Oliver Wendell Holmes, lendário juiz da Suprema Corte americana, certa vez foi interpelado por alguém que via na declaração de ilicitude de prova a libertação de alguém que, com firme certeza, havia praticado um crime grave, pois a prova podia ser ilícita, mas era contundente.

Holmes respondeu que melhor seria abrir todas as cadeias da América do que o Judiciário convalidar um ato ilegal do governo, porque se assim não fosse, o governo jamais respeitaria o ordenamento jurídico e a nação regrediria ao faroeste: uma terra de ninguém, onde o xerife do dia é a lei.

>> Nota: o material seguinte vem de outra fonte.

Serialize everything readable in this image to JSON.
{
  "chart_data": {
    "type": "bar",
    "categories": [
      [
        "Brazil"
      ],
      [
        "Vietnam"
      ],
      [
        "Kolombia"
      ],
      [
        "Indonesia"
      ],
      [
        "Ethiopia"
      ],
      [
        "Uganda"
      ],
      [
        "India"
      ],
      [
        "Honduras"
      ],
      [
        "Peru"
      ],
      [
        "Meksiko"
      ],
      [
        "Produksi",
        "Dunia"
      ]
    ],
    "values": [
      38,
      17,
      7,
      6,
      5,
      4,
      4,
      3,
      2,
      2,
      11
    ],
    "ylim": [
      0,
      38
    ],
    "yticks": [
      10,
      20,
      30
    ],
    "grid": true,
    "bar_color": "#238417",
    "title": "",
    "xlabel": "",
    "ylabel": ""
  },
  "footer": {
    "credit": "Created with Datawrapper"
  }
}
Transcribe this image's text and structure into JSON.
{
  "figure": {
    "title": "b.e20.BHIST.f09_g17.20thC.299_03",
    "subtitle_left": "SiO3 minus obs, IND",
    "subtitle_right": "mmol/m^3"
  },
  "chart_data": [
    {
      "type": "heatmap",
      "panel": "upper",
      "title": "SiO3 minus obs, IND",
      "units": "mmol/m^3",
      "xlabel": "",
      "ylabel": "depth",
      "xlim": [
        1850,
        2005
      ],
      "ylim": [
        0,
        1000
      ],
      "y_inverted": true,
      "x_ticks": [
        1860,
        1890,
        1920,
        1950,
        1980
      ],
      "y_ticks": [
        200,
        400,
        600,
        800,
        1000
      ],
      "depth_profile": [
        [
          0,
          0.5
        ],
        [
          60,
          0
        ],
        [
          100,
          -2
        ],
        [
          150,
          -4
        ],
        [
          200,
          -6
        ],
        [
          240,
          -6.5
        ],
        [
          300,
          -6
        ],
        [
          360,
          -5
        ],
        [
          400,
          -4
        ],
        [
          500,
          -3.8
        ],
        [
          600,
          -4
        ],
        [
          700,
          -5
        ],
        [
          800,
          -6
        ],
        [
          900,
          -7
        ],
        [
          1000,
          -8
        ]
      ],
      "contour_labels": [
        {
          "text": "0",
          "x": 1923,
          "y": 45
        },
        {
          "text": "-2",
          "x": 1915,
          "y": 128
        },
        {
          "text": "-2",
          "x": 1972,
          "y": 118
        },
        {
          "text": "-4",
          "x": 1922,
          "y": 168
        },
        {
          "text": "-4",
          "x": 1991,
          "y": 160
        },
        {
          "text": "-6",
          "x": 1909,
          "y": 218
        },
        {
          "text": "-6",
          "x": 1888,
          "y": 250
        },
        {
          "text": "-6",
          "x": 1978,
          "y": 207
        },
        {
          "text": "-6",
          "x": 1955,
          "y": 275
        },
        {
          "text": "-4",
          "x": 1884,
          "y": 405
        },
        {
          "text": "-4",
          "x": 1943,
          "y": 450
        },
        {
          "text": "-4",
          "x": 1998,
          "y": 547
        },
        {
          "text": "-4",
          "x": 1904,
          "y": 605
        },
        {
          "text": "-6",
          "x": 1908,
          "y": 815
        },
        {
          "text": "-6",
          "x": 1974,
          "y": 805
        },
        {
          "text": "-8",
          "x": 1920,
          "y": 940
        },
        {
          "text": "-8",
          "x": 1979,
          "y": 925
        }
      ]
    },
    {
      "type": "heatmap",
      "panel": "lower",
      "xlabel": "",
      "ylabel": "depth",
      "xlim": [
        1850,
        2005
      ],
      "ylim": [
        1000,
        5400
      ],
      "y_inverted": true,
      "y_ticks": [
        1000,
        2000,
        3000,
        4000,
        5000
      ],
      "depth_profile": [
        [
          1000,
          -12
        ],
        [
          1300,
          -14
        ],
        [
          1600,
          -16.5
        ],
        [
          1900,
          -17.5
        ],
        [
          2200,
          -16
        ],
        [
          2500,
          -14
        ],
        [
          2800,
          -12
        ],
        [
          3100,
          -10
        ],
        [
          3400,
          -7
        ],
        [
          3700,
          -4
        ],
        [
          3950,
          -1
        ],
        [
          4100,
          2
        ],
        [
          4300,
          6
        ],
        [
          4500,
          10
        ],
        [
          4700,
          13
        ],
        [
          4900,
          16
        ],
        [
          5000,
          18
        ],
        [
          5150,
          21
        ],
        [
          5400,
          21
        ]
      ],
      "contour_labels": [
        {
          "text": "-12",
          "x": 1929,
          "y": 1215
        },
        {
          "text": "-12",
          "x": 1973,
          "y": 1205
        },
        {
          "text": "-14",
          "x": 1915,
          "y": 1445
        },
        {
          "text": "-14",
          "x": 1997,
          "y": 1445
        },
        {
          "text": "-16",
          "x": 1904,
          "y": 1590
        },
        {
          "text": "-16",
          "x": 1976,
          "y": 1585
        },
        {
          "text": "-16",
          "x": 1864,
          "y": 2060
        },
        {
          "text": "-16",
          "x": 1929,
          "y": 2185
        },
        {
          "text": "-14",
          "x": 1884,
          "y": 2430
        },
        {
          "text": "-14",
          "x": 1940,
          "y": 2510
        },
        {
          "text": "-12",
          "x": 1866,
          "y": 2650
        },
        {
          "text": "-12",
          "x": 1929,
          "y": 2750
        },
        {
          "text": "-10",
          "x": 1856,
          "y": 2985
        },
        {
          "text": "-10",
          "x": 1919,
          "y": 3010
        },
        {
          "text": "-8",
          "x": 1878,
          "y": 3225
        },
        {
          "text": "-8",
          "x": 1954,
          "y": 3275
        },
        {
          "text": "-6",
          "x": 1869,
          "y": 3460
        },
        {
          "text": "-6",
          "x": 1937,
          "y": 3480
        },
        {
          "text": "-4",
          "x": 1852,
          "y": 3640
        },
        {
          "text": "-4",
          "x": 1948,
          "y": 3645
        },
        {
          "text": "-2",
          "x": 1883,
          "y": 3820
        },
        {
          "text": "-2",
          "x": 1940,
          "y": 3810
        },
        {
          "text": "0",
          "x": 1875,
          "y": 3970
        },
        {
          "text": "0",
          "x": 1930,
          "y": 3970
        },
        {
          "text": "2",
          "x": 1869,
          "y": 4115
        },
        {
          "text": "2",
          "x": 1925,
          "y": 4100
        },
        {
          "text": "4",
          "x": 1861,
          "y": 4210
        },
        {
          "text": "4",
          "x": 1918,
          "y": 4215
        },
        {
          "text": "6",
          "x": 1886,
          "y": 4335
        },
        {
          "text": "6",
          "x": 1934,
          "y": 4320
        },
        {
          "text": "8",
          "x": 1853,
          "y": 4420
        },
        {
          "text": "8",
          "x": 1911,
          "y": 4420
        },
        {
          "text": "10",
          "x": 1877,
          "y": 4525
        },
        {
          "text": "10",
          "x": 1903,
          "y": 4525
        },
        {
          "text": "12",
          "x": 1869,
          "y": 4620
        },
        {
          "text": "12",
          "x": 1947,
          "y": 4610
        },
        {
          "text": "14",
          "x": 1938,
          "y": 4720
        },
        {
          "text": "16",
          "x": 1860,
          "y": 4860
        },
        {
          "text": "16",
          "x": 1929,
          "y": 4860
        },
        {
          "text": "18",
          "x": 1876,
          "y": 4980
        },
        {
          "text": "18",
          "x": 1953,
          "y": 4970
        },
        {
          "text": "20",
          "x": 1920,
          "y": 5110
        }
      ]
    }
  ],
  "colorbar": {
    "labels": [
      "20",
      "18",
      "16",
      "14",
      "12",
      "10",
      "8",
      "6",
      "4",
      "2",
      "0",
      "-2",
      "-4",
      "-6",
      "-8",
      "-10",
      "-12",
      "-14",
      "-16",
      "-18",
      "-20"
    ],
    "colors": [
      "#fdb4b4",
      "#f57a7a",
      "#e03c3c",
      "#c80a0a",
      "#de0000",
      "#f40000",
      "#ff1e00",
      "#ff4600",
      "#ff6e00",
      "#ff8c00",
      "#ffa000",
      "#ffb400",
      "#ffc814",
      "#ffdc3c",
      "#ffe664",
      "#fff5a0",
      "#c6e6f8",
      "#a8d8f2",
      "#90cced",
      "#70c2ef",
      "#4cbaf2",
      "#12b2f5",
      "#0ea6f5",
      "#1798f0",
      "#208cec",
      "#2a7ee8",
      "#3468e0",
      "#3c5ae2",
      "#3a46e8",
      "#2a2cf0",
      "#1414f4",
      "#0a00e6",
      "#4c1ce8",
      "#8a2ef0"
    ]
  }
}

Mas o questionamento pôs o dedo numa ferida verdadeira: A prova ilícita (não a declaração de que ela o é) gera, sim, impunidade. Implica anulação do processo e sua reabertura sem o material espúrio, e dificilmente levará a condenação.

Se da afirmação do estado de direito decorre impunidade, devemos chamar a responder por ela os que cometeram ilegaliades no processo, mas nunca considerar que os restauradores da ordem constitucional são culpados por isso.

A maior causa de impunidade no Brasil é a incontinência de autoridades que, por violar direitos da cidadania, põem por terra a apuração de fatos que poderiam, talvez, levar a punição justa.

É preciso que isso fique bem claro: quando o direito de defesa é observado à risca, há uma possibilidade de que se conclua pela inocência do investigado mas, se isso não ocorrer, sua culpa será provada. Já quando se atropela o direito de defesa o processo será anulado; seu refazimento trará dificuldades e é provável a prescrição. Se o acusado for realmente culpado, acabará ficando impune por conta do excesso de acusação.

A observância estrita do direito de defesa gera condenações justas ou a absolvição de inocentes, que é o que muitos não desejam.

E, se há impunidade, ela é causada pelos que posam de xerifes legisladores, que ao violar as garantias constitucionais constroem – com dinheiro público – processos midiáticos, porém nulos.